Monday, 24 March 2014

How My Wife Died At NIS Recruitment Exercise In Benin! Man Narrates

                                                          Late Mrs Sandra's Family
The husband of one of those who didn’t make it alive back home at the just held NIS recruitment exercise in Samuel Ogbemudia Stadium Benin City has asked the Government to please provide a job for him to be able to look after the three children the deceased has now left alone in his care.
According to Mr Amun, he and his late wife woke up very early that day to be able to get to the venue on time. After they had queued for a while, he became tensed and almost couldn't breathe and asked his wife to let them go home, but she told him to look for a seat outside the stadium and relax while she remains on the queue.

While outside the stadium, his wife’s brother (who also came for the same exercise) ran into him and asked after his sister, and he told him she was on the queue.
Around 4pm, they were asked to come in and write a test and he looked all around for her, but she was nowhere to be found.

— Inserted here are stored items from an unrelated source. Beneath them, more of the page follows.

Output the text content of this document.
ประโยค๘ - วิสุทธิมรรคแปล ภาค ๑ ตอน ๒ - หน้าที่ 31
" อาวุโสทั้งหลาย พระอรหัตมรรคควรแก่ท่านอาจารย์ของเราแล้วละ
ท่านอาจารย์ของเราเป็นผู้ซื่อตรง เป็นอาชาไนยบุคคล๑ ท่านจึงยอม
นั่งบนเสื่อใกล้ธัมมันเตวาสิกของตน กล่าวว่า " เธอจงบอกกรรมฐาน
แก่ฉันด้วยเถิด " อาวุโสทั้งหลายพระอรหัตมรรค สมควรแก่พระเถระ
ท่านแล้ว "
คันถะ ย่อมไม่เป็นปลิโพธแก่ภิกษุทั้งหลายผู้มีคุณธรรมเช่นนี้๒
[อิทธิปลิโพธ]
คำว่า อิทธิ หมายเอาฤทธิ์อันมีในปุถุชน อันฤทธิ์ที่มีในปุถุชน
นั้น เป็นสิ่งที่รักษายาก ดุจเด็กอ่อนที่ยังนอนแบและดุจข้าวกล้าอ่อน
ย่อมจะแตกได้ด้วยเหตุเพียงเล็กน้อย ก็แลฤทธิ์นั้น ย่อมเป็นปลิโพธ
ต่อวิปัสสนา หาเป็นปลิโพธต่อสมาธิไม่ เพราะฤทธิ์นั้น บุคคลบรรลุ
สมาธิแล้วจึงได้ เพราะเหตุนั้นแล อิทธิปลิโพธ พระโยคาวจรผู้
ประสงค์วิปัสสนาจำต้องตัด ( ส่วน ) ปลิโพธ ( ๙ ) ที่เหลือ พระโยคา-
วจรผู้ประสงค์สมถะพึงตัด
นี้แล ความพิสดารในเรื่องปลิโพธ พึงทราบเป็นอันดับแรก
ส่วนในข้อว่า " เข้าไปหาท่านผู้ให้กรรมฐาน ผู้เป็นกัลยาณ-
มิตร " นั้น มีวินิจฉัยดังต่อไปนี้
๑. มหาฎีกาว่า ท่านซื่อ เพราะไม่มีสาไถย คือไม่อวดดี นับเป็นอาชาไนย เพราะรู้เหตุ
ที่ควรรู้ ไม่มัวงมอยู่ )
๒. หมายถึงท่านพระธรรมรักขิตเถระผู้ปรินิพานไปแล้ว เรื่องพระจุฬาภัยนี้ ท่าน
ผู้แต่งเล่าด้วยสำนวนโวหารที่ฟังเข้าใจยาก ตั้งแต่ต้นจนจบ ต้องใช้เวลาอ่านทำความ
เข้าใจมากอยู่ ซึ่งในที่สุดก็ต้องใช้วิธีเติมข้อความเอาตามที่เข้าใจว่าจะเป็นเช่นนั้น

His younger brother later forced him to go and write the test, that his sister must be somewhere writing hers already.
After the test, the search continued and he waited till around 7pm at the stadium gate for his wife, but she never came.
After getting home without meeting her at home, he became more worried and decided to go to the hospital most of the injured victims were rushed too, but to his surprise his wife's name was not among the names of the victims showed to him.
The nurses later told him, a corpse was brought in with no identification, he asked to see the corpse, and on getting there, he saw his wife lying down lifeless.
''Behold I saw my wife sleeping alone. I touched her, she could not touch me, I called her, she could not answer'', he said in tears.
Mr Amun also made a vital statement that the stampede occurred when some immigration officials locked the stadium’s big gate and left the smaller one opened, and requested that each candidate pay N1000 each before entering the stadium. Those who could afford it paid, and those who couldn’t made every effort to get into the stadium and that lead to the initial stampede, Mr Amum revealed.
He however pleaded with the Government to please give him and his brother in-law a job, so he would be able to look after his three children.
Mrs Sandra Amun applied for the job as a graduate while her husband applied as a senior secondary school holder. May her soul continue to rest in peace.